Two Grand Slam champion teams will battle for their first Australian Open trophy in the doubles final on Friday after No.2 seeds Elise Mertens and Aryna Sabalenka defeated No.4 seeds Nicole Melichar and Demi Schuurs 7-5, 6-4, and No.3 seeds Barbora Krejcikova and Katerina Siniakova overcame Darija Jurak and Nina Stojanovic 3-6, 6-2, 6-4.
Mertens and Sabalenka, the 2019 US Open winners, both bounced back from fourth-round losses in singles to reach their second major final and sixth overall together. The Belgian-Belarusian duo delivered a clutch performance to edge past Melichar and Schuurs in one hour and 36 minutes, exemplified by an edge-of-seat conclusion to the first set.
Women's doubles final berth ✓
— #AusOpen (@AustralianOpen) February 17, 2021
Second seeds @elise_mertens/@SabalenkaA squeeze past fourth seeds Melichar/Schuurs 7-5 6-4. #AusOpen | #AO2021 pic.twitter.com/mKCRTLmkIa
Having broken Schuurs in the 10th game with a Sabalenka return winner, the higher seeds would save five break-back points in closing the opening stanza out - two with unreturnable Mertens serves, two with Sabalenka smashes and one with a brilliant Mertens pass that threaded the needle of an unlikely angle. Another service winner sealed their first set point.
Mertens and Sabalenka came out on top of a trio of breaks at the start of the second set, capturing the Melichar serve for the first time as Sabalenka unleashed on a forehand, and held the lead through the rest of the match.
In the final, they will face Krejcikova and Siniakova for the first time since 2019 after the Czechs came from an early break down in the final set to quell their unseeded opponents. The Australian Open is the only major that Krejcikova and Siniakova have yet to win together at any level. As a dominant junior team, they swept Roland Garros, Wimbledon and the US Open in 2013, and five years later graduated to the women's doubles trophies in Paris and London.
That's not to say that Krejcikova and Siniakova haven't had stand-out success in Melbourne before, though: Krejcikova is the two-time defending mixed doubles champion, having won in 2019 with Rajeev Ram and 2020 with Nikola Mektic, as well as the 2013 girls' doubles runner-up with Oleksandra Korashvili. Siniakova, meanwhile, was the 2013 girls' singles finalist, losing to Ana Konjuh.
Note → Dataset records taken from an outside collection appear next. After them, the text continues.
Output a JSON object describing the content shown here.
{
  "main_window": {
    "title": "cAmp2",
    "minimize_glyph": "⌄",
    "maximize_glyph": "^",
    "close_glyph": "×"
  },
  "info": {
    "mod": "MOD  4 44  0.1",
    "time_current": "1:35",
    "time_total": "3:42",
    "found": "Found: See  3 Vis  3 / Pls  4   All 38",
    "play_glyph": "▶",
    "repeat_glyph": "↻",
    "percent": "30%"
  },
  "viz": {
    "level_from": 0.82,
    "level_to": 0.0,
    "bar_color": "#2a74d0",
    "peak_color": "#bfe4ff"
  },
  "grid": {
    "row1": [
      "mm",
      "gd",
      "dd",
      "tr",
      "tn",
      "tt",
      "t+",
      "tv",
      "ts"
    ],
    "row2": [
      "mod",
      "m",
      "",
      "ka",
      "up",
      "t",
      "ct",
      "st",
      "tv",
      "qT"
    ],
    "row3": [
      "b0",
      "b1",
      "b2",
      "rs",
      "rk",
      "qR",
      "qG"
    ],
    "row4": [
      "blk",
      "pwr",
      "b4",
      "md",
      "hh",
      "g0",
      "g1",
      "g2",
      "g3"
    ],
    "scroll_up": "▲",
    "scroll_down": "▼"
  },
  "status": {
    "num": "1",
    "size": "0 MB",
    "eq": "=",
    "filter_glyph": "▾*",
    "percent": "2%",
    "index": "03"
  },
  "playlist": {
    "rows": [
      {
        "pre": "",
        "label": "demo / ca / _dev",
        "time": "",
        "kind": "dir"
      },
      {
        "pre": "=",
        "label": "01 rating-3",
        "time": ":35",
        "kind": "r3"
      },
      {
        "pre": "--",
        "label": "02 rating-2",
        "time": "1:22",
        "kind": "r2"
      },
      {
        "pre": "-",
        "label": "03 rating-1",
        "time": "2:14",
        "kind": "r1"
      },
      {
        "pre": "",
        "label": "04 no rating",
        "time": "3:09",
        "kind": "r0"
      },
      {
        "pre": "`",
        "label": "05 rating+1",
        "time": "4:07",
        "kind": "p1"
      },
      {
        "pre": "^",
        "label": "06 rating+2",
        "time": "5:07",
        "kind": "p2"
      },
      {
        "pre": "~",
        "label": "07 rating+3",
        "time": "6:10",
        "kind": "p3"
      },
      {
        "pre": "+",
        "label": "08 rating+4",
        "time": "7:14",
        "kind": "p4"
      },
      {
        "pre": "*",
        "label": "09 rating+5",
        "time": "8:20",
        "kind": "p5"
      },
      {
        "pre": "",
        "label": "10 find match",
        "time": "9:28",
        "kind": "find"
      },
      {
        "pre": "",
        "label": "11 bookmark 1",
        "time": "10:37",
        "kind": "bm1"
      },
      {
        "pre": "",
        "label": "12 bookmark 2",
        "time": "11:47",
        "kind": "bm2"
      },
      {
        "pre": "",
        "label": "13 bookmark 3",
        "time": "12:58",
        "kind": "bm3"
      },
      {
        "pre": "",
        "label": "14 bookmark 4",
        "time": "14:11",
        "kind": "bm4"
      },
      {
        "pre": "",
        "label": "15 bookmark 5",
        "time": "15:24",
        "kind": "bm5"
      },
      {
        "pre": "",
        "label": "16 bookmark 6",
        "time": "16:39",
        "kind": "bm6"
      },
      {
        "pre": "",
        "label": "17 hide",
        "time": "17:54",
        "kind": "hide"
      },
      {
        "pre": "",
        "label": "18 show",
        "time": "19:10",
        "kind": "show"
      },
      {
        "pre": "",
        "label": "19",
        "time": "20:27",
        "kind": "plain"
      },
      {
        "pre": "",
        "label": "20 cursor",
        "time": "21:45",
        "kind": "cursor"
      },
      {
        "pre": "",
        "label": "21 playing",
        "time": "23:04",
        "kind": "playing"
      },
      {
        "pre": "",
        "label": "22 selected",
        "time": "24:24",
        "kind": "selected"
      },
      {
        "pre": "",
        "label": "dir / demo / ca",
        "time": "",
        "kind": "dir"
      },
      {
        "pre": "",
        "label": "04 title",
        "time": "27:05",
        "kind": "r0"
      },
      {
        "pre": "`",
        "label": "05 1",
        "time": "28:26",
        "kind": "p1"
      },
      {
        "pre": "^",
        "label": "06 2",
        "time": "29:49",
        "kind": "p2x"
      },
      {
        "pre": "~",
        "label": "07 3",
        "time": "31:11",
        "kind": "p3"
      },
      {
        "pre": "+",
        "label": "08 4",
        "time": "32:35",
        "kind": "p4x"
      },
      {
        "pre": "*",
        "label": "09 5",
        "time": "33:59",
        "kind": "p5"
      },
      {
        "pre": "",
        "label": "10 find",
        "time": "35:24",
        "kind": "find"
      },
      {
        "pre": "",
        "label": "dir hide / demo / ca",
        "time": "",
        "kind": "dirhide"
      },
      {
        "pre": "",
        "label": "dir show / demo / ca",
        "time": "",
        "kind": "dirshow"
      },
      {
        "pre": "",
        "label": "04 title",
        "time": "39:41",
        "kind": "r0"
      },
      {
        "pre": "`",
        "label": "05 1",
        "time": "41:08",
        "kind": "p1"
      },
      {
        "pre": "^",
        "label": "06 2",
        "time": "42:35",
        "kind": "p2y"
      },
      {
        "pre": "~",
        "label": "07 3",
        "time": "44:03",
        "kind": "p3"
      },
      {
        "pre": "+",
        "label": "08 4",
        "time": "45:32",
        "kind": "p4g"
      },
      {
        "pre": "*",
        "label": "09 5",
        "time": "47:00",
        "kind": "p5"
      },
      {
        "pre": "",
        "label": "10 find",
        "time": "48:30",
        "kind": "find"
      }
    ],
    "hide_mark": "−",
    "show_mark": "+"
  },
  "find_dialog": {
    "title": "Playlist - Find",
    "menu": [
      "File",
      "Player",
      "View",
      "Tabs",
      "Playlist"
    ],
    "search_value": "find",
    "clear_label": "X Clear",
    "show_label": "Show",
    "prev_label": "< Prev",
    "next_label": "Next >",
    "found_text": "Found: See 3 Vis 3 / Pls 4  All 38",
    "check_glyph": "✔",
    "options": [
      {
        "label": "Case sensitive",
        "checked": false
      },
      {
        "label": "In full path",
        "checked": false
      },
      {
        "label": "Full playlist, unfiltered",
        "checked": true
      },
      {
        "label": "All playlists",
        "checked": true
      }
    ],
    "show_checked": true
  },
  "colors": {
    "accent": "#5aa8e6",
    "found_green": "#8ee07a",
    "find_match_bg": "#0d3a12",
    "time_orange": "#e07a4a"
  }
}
Indeed, Krejcikova remains on course for a mixed doubles hat-trick this year. Reunited with Ram, the No.6 seeds defeated 2018 champions and No.3 seeds Gabriela Dabrowski and Mate Pavic 7-6(3), 6-3 in the quarterfinals.
Krejcikova and Ram are now the only seeded pair remaining in the competition. In the last four, they will face Storm Sanders and Marc Polmans, who came out on top of a quarterfinal between Australian wildcard teams by edging Arina Rodionova and Max Purcell 4-6, 7-5, [10-8] in a match tiebreak.
The quarterfinals will be completed tomorrow, when Hayley Carter and Sander Gille face wildcards Samantha Stosur and Matthew Ebden, and Desirae Krawczyk and Joe Salisbury take on Andreja Klepac and Neal Skupski.